Il se leva et descendit dans la cour ; j’étais persuadé que sa tentative près d’Omar n’amènerait aucun résultat. En effet, le vékil revint peu après avec une figure tout allongée ; on apporta en même temps sur la broche un quartier de mouton préparé par les doigts jaunes du Myrte du désert.

Je m’approchai vaillamment ; Halef accourut, Le vékil me dit qu’Omar mangerait près du prisonnier, ne voulant pas le quitter. Tout à coup un cri perçant nous fit prêter l’oreille.

« Effendina ! balbutiait la voix, au secours ! »

Je me précipitai dehors, Omar renversé se débattait entre les mains des soldats ; l’esclave noir, debout sur le seuil, me dit avec un sourire qui montra ses dents aiguës.

« Il est parti, Sidi ! »

En effet, plus de traces du prisonnier ; je bousculai l’esclave noir et regardai par la porte, Abou el Nasr, monté sur un chameau de course, se sauvait derrière un massif de palmiers. Je compris tout sans peine. Le vékil tenait à ne pas se mettre l’affaire sur les bras, il faisait évader son compère Abou el Nasr. Par son ordre, l’esclave avait amené un chameau frais ; par son ordre aussi les soldats avaient traîtreusement assailli le pauvre Omar.
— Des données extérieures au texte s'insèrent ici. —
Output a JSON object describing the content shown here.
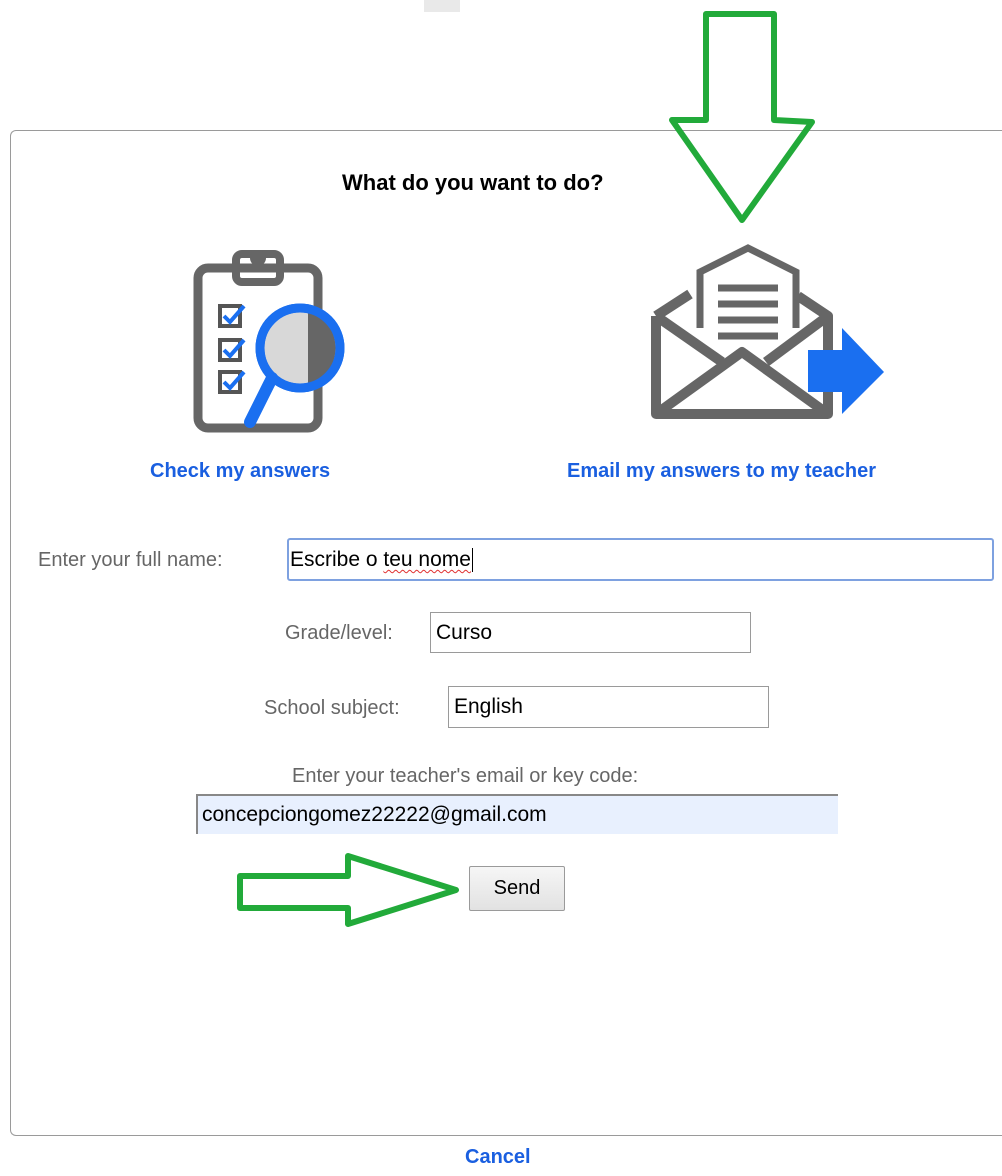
{
  "dialog": {
    "title": "What do you want to do?",
    "options": [
      {
        "label": "Check my answers",
        "icon": "clipboard-search-icon"
      },
      {
        "label": "Email my answers to my teacher",
        "icon": "envelope-send-icon"
      }
    ]
  },
  "form": {
    "name_label": "Enter your full name:",
    "name_value_plain": "Escribe o ",
    "name_value_misspelled": "teu nome",
    "grade_label": "Grade/level:",
    "grade_value": "Curso",
    "subject_label": "School subject:",
    "subject_value": "English",
    "teacher_label": "Enter your teacher's email or key code:",
    "teacher_value": "concepciongomez22222@gmail.com"
  },
  "buttons": {
    "send": "Send",
    "cancel": "Cancel"
  },
  "colors": {
    "link": "#1a5fe0",
    "annotation_arrow": "#22aa3a",
    "icon_gray": "#666666",
    "icon_blue": "#1a6ff0"
  }
}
Celui-ci se démenait comme un enragé, frappant à droite et a gauche dans le tas avec son poignard ; le sang ruisselait.

« S’est-il enfui ? me cria le jeune homme lorsque je rentrai dans la cour.

— Oui.

— Où va-t-il ?

— Là-bas, et je lui montrai de la main la direction prise par son ennemi.

— O Effendi, aide-moi, je l’atteindrai !

— Il est monté sur un chameau.

— Qu’importe !

— Tu n’as point de monture !

— Sidi, je trouverai des frères qui me prêteront une noble bête ; ils me donneront des dattes et de l’eau. Avant que la nuit soit tombée je serai sur sa trace, et si tu le veux tu suivras la mienne ; nous nous vengerons ! »

Halef m’aida bientôt à tirer Omar des mains qui le retenaient ; les hommes du vékil, incertains de leur consigne, n’osèrent me résister. Omar s’enfuit comme un éclair.